Al cabo de unas cuadras de conversación, en el momento en que Tutú le estaba pidiendo a Citro que se detenga porque quería hablar cara a cara con el dueño —le dolió llamarlo de ese modo— un patrullero los hizo detener a ambos. Al principio Tutú pensó que los detenían por cometer una infracción —los dos charlando a la par durante varias cuadras—, pero lo que no se había dado cuenta era que el conductor de la Citroneta lo había denunciado vía celular por la “actitud sospechosa”.

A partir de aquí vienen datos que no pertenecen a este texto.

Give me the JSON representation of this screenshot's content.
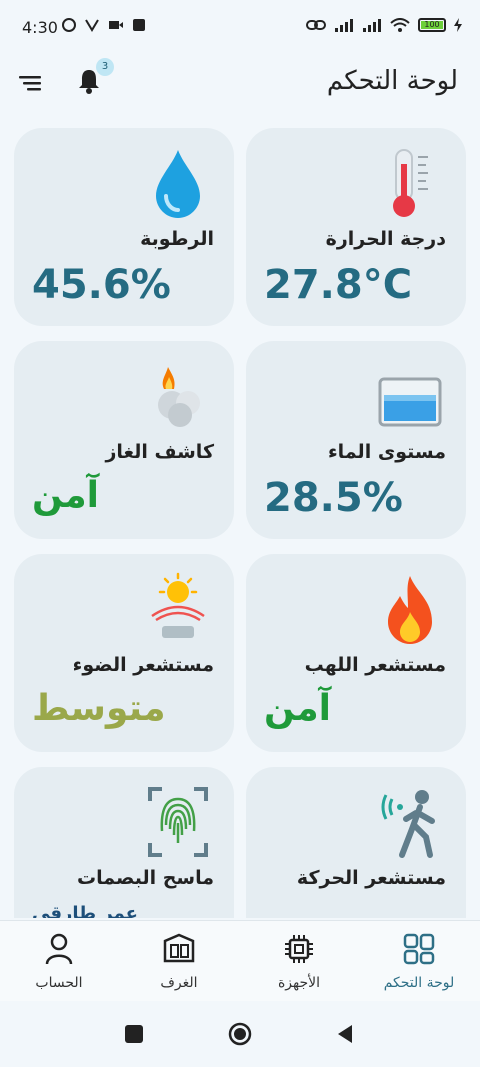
{
  "status_bar": {
    "time": "4:30",
    "battery": "100"
  },
  "header": {
    "title": "لوحة التحكم",
    "notification_count": "3"
  },
  "cards": [
    {
      "label": "درجة الحرارة",
      "value": "27.8°C",
      "icon": "thermometer-icon"
    },
    {
      "label": "الرطوبة",
      "value": "45.6%",
      "icon": "water-drop-icon"
    },
    {
      "label": "مستوى الماء",
      "value": "28.5%",
      "icon": "water-tank-icon"
    },
    {
      "label": "كاشف الغاز",
      "status": "آمن",
      "status_color": "#1f9a3a",
      "icon": "gas-detector-icon"
    },
    {
      "label": "مستشعر اللهب",
      "status": "آمن",
      "status_color": "#1f9a3a",
      "icon": "flame-icon"
    },
    {
      "label": "مستشعر الضوء",
      "status": "متوسط",
      "status_color": "#9aa84a",
      "icon": "sun-light-icon"
    },
    {
      "label": "مستشعر الحركة",
      "icon": "motion-sensor-icon"
    },
    {
      "label": "ماسح البصمات",
      "status": "عمر طارقي",
      "status_color": "#1d4f7a",
      "icon": "fingerprint-icon"
    }
  ],
  "bottom_nav": [
    {
      "label": "لوحة التحكم",
      "icon": "dashboard-icon",
      "active": true
    },
    {
      "label": "الأجهزة",
      "icon": "chip-icon",
      "active": false
    },
    {
      "label": "الغرف",
      "icon": "rooms-icon",
      "active": false
    },
    {
      "label": "الحساب",
      "icon": "account-icon",
      "active": false
    }
  ],
  "colors": {
    "accent": "#256b82",
    "safe": "#1f9a3a",
    "medium": "#9aa84a",
    "card_bg": "#e5edf2",
    "page_bg": "#f2f7fb"
  }
}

Algunos peatones y el resto de los conductores que no podían transitar se transformaron en público. Tutú, mientras la policía los separaba, acusaba de maltrato al otro conductor. El público avivaba la cólera de Tutú con diferentes dichos: “Tipos así deben tener una 4×4 en la clandestinidad a la que le dan todos los gustos”, “No merecen haberse abajado nunca del sulky, no merecen”, seguidos del cantito: “No lo pueden manejar, no lo pueden manejar/ cuando Tutú arranca, todo el mundo marcha atrás”. Minutos después, la policía llevó detenido a quien para la justicia, era el agresor. Esposado, igualmente acarició la pana del asiento de atrás del patrullero, que le pareció un poco parco, aunque no le disgustó ese silencio. Eso sí, por fuera le resultó demasiado farolero.

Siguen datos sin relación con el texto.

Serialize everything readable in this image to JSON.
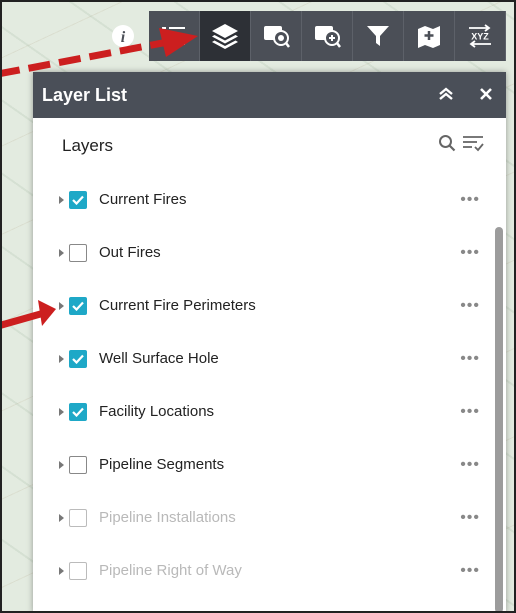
{
  "panel": {
    "title": "Layer List",
    "collapse_icon": "double-chevron-up-icon",
    "close_icon": "close-icon"
  },
  "layers_section": {
    "title": "Layers",
    "search_icon": "search-icon",
    "options_icon": "sort-filter-icon"
  },
  "layers": [
    {
      "label": "Current Fires",
      "checked": true,
      "faded": false
    },
    {
      "label": "Out Fires",
      "checked": false,
      "faded": false
    },
    {
      "label": "Current Fire Perimeters",
      "checked": true,
      "faded": false
    },
    {
      "label": "Well Surface Hole",
      "checked": true,
      "faded": false
    },
    {
      "label": "Facility Locations",
      "checked": true,
      "faded": false
    },
    {
      "label": "Pipeline Segments",
      "checked": false,
      "faded": false
    },
    {
      "label": "Pipeline Installations",
      "checked": false,
      "faded": true
    },
    {
      "label": "Pipeline Right of Way",
      "checked": false,
      "faded": true
    }
  ],
  "more_glyph": "•••",
  "toolbar": [
    {
      "icon": "info-icon"
    },
    {
      "icon": "legend-icon"
    },
    {
      "icon": "layers-icon",
      "active": true
    },
    {
      "icon": "select-icon"
    },
    {
      "icon": "query-icon"
    },
    {
      "icon": "filter-icon"
    },
    {
      "icon": "add-data-icon"
    },
    {
      "icon": "coordinate-conversion-icon",
      "label": "XYZ"
    }
  ],
  "colors": {
    "accent": "#1ea8c7",
    "header": "#4a4f58",
    "annotation_arrow": "#cc1f1f"
  }
}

Cumplida una pequeña demora, el agredido, retornó a su casa con un aire reflexivo. Durante la mañana siguiente, sabiendo que no iba a poder darle a la citroneta la vida que según Tutú ella añoraba, la estacionó en la vereda de su casa con una lata en el techo. Eso sí, entre una cosa y la otra colocó una hoja de diario, “para que no te rayes”, dijo.
En cuanto a Tutú, días más tarde retornó al hogar, donde lo esperaba solamente el Gol y una nota de despedida escrita por su mujer donde enumeraba los porqués del abandono.
Doblando la curva del destino, podía leerse con un guiño burlón:
“…y para colmo de males, estoy cansada de que pongas los ojos en cualquier cachivache y a mí, ya ni siquiera tengas ganas de medirme el aceite”.